Andrew Sullivan | The Daily Dish:
"It is encouraging to see the extreme abstraction of theoconservatism beginning to collide with the reality we all live in. The Pope has commissioned a study to see whether, in a serodiscordant marriage, condoms are morally a lesser evil than infecting your spouse with a serious virus. Yes, they actually need a study to figure that one out. Nick Kristof (TimesDelete) also makes the very important point that in secular, liberal, post-Communist Germany, the abortion rate is a fraction of America's. Hmmm. That couldn't have anything to do with much better contraception availability, counseling and over-the-counter availability of the morning after pill, could it? The great tragedy of the extremism of the current pro-life forces is that they have become de facto pro-death. They allow for the early deaths of hundreds of thousands of people in the developing world by opposing condoms in a health emergency; and they add to the number of abortions in America by making emergency contraception hard to find.
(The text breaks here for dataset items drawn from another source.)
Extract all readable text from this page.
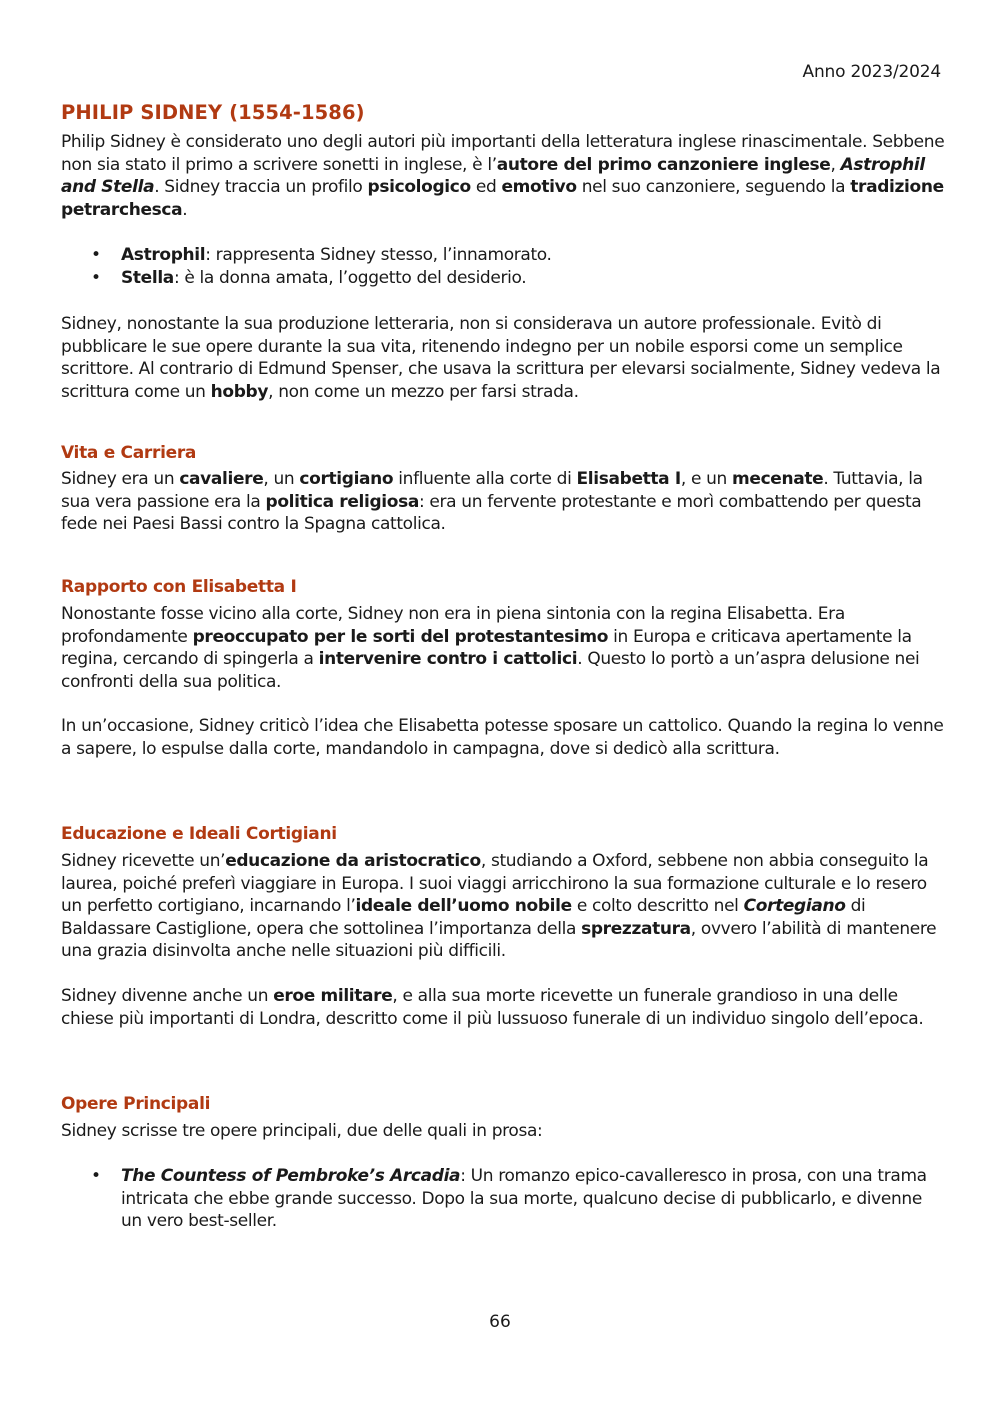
Anno 2023/2024
PHILIP SIDNEY (1554-1586)

Philip Sidney è considerato uno degli autori più importanti della letteratura inglese rinascimentale. Sebbene non sia stato il primo a scrivere sonetti in inglese, è l’autore del primo canzoniere inglese, Astrophil and Stella. Sidney traccia un profilo psicologico ed emotivo nel suo canzoniere, seguendo la tradizione petrarchesca.

• Astrophil: rappresenta Sidney stesso, l’innamorato.
• Stella: è la donna amata, l’oggetto del desiderio.

Sidney, nonostante la sua produzione letteraria, non si considerava un autore professionale. Evitò di pubblicare le sue opere durante la sua vita, ritenendo indegno per un nobile esporsi come un semplice scrittore. Al contrario di Edmund Spenser, che usava la scrittura per elevarsi socialmente, Sidney vedeva la scrittura come un hobby, non come un mezzo per farsi strada.

Vita e Carriera

Sidney era un cavaliere, un cortigiano influente alla corte di Elisabetta I, e un mecenate. Tuttavia, la sua vera passione era la politica religiosa: era un fervente protestante e morì combattendo per questa fede nei Paesi Bassi contro la Spagna cattolica.

Rapporto con Elisabetta I

Nonostante fosse vicino alla corte, Sidney non era in piena sintonia con la regina Elisabetta. Era profondamente preoccupato per le sorti del protestantesimo in Europa e criticava apertamente la regina, cercando di spingerla a intervenire contro i cattolici. Questo lo portò a un’aspra delusione nei confronti della sua politica.

In un’occasione, Sidney criticò l’idea che Elisabetta potesse sposare un cattolico. Quando la regina lo venne a sapere, lo espulse dalla corte, mandandolo in campagna, dove si dedicò alla scrittura.

Educazione e Ideali Cortigiani

Sidney ricevette un’educazione da aristocratico, studiando a Oxford, sebbene non abbia conseguito la laurea, poiché preferì viaggiare in Europa. I suoi viaggi arricchirono la sua formazione culturale e lo resero un perfetto cortigiano, incarnando l’ideale dell’uomo nobile e colto descritto nel Cortegiano di Baldassare Castiglione, opera che sottolinea l’importanza della sprezzatura, ovvero l’abilità di mantenere una grazia disinvolta anche nelle situazioni più difficili.

Sidney divenne anche un eroe militare, e alla sua morte ricevette un funerale grandioso in una delle chiese più importanti di Londra, descritto come il più lussuoso funerale di un individuo singolo dell’epoca.

Opere Principali

Sidney scrisse tre opere principali, due delle quali in prosa:

• The Countess of Pembroke’s Arcadia: Un romanzo epico-cavalleresco in prosa, con una trama intricata che ebbe grande successo. Dopo la sua morte, qualcuno decise di pubblicarlo, e divenne un vero best-seller.
66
In their theological abstraction, the logic is perfect and circular. On the ground, they are abetting death. They need to get a better grip on their own good intentions and see how their extremism has led them astray."
Well put.
1 comment:
The Vatican isn't going to change the doctrine on condoms. As it stands, the Church already allows a spouse to SUBMIT to a contraceptive act for a greater good, so long as you express opposition. However, you cannot initiate a contraceptive act. So I think the Church is going to study the boundaries of this doctrine. It's not going to say that couples can just go out and buy a box of condoms. That will still be prohibited. Another possibility is the study of co-erced acts of sex and the boundaries for that teaching, because condoms are allowed for cases of rape.
I suspect Germany has a low abortion rate because it's harder to get an abortion there. It's only legal up to ten weeks. I understand that counseling to dissuade women from aborting is obligatory.